Выбрать главу

Процитирую Гладкова еще: «Со стороны дом Эмилия Федоровича кажется патриархально прочным. Он сам — удачливый предприниматель, заводчик, домовладелец, глава большой семьи. Но семья эта недружна и авторитет отца давно уже мнимый». Всё это, как говорится, мягко сказано. Когда заплаканная мать, не выдержав одной из семейных ссор, в которой, как обычно, приняли участие дети, сказала младшему сыну, нашему герою: «Ты не любишь отца. Ты должен его любить», — сын резко ответил: «Такого отца я должен ненавидеть!»

Невольно вспоминаю детство и отрочество Сергея Эйзенштейна — лучшего из учеников Мейерхольда, продолжателя (но подчас и отрицателя) его уроков. Вспоминаю его внутренний разлад с отцом, которого он называет в своих дневниковых записях тираном. Тогда же я обратил внимание, сколь нередка эта самая тирания в биографиях замечательных людей — кого ни возьми. Но по сравнению с грубой, не терпящей никаких возражений тиранией Эмилия Федоровича тирания интеллигентного Михаила Осиповича Эйзенштейна кажется детским лепетом.

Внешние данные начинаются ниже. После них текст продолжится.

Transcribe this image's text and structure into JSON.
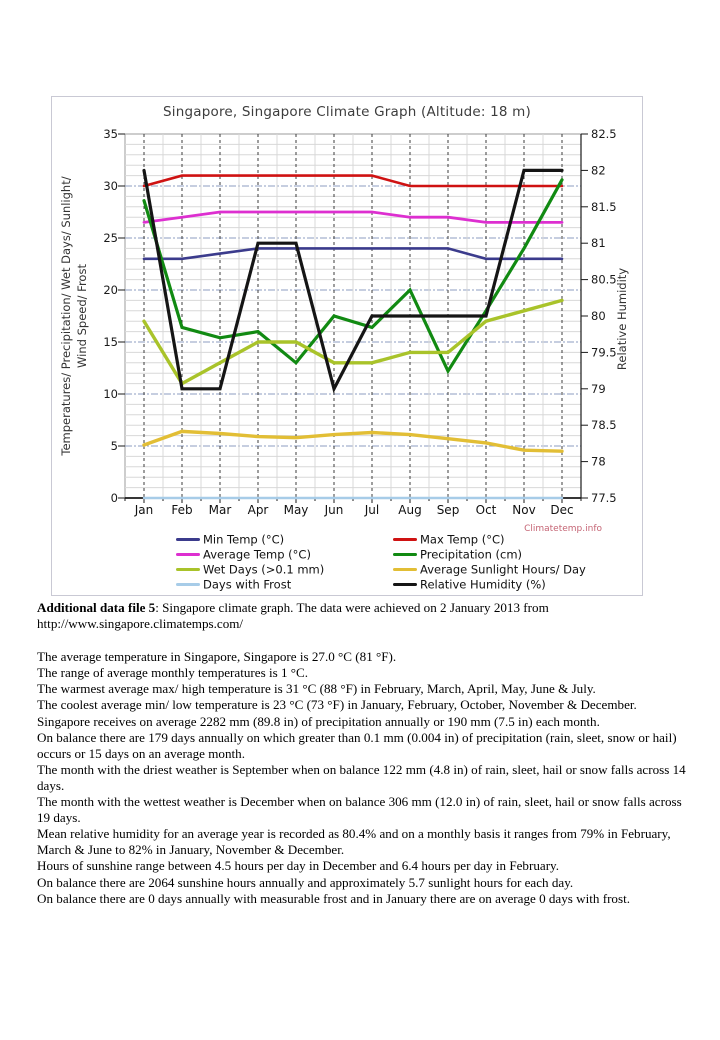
{
  "figure": {
    "title": "Singapore, Singapore Climate Graph (Altitude: 18 m)",
    "watermark": "Climatetemp.info",
    "left_axis_label_line1": "Temperatures/ Precipitation/ Wet Days/ Sunlight/",
    "left_axis_label_line2": "Wind Speed/ Frost",
    "right_axis_label": "Relative Humidity"
  },
  "chart_data": {
    "type": "line",
    "title": "Singapore, Singapore Climate Graph (Altitude: 18 m)",
    "categories": [
      "Jan",
      "Feb",
      "Mar",
      "Apr",
      "May",
      "Jun",
      "Jul",
      "Aug",
      "Sep",
      "Oct",
      "Nov",
      "Dec"
    ],
    "left_axis": {
      "label": "Temperatures/ Precipitation/ Wet Days/ Sunlight/ Wind Speed/ Frost",
      "min": 0,
      "max": 35,
      "step": 5
    },
    "right_axis": {
      "label": "Relative Humidity",
      "min": 77.5,
      "max": 82.5,
      "step": 0.5
    },
    "grid": true,
    "legend_position": "bottom",
    "series": [
      {
        "name": "Min Temp (°C)",
        "color": "#3b3b8c",
        "axis": "left",
        "values": [
          23,
          23,
          23.5,
          24,
          24,
          24,
          24,
          24,
          24,
          23,
          23,
          23
        ]
      },
      {
        "name": "Max Temp (°C)",
        "color": "#cf1212",
        "axis": "left",
        "values": [
          30,
          31,
          31,
          31,
          31,
          31,
          31,
          30,
          30,
          30,
          30,
          30
        ]
      },
      {
        "name": "Average Temp (°C)",
        "color": "#dd2fd0",
        "axis": "left",
        "values": [
          26.5,
          27,
          27.5,
          27.5,
          27.5,
          27.5,
          27.5,
          27,
          27,
          26.5,
          26.5,
          26.5
        ]
      },
      {
        "name": "Precipitation (cm)",
        "color": "#118a12",
        "axis": "left",
        "values": [
          28.6,
          16.4,
          15.4,
          16,
          13,
          17.5,
          16.4,
          20,
          12.2,
          18,
          24,
          30.6
        ]
      },
      {
        "name": "Wet Days (>0.1 mm)",
        "color": "#a9c32a",
        "axis": "left",
        "values": [
          17,
          11,
          13,
          15,
          15,
          13,
          13,
          14,
          14,
          17,
          18,
          19
        ]
      },
      {
        "name": "Average Sunlight Hours/ Day",
        "color": "#e2be35",
        "axis": "left",
        "values": [
          5.1,
          6.4,
          6.2,
          5.9,
          5.8,
          6.1,
          6.3,
          6.1,
          5.7,
          5.3,
          4.6,
          4.5
        ]
      },
      {
        "name": "Days with Frost",
        "color": "#a7cce8",
        "axis": "left",
        "values": [
          0,
          0,
          0,
          0,
          0,
          0,
          0,
          0,
          0,
          0,
          0,
          0
        ]
      },
      {
        "name": "Relative Humidity (%)",
        "color": "#151515",
        "axis": "right",
        "values": [
          82,
          79,
          79,
          81,
          81,
          79,
          80,
          80,
          80,
          80,
          82,
          82
        ]
      }
    ]
  },
  "document": {
    "caption_lead": "Additional data file 5",
    "caption_rest": ": Singapore climate graph. The data were achieved on 2 January 2013 from http://www.singapore.climatemps.com/",
    "paragraphs": [
      "The average temperature in Singapore, Singapore is 27.0 °C (81 °F).",
      "The range of average monthly temperatures is 1 °C.",
      "The warmest average max/ high temperature is 31 °C (88 °F) in February, March, April, May, June & July.",
      "The coolest average min/ low temperature is 23 °C (73 °F) in January, February, October, November & December.",
      "Singapore receives on average 2282 mm (89.8 in) of precipitation annually or 190 mm (7.5 in) each month.",
      "On balance there are 179 days annually on which greater than 0.1 mm (0.004 in) of precipitation (rain, sleet, snow or hail) occurs or 15 days on an average month.",
      "The month with the driest weather is September when on balance 122 mm (4.8 in) of rain, sleet, hail or snow falls across 14 days.",
      "The month with the wettest weather is December when on balance 306 mm (12.0 in) of rain, sleet, hail or snow falls across 19 days.",
      "Mean relative humidity for an average year is recorded as 80.4% and on a monthly basis it ranges from 79% in February, March & June to 82% in January, November & December.",
      "Hours of sunshine range between 4.5 hours per day in December and 6.4 hours per day in February.",
      "On balance there are 2064 sunshine hours annually and approximately 5.7 sunlight hours for each day.",
      "On balance there are 0 days annually with measurable frost and in January there are on average 0 days with frost."
    ]
  }
}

Однако пьянство и беспутство отца не мешали детству Мейерхольда быть вполне счастливым. У отца было четыре дома, — кратко и вольно пересказываю я выразительные воспоминания самого режиссера, — и все они размещались в самом центре Пензы. В главном двухэтажном доме жили рабочие завода — внизу, в полуподвальном помещении; наверху же обитала семья: жена, две дочери, пятеро сыновей и сам хозяин. Незадолго до смерти отца старшим сыновьям был отдан небольшой каменный флигелек. В третьем доме жили служащие завода, а четвертый — огромный, двухэтажный, — как можно догадаться, занимал сам завод. Два каменных корпуса, слитые воедино, стискивали заводской двор, где стояли цистерны, наполнявшиеся спиртом, теснились порожние бочки, ящики и корзины. Там же в больших деревянных колодах мельничные жернова мяли вишню, смородину и малину, приготовленные для наливок. В металлических бассейнах мыли стеклянную посуду, гремели машины, стучали механизмы парового отделения. Детей тянуло в эту каменную громаду — к этим цистернам, чанам, паровым котлам, к одуряющему запаху спирта.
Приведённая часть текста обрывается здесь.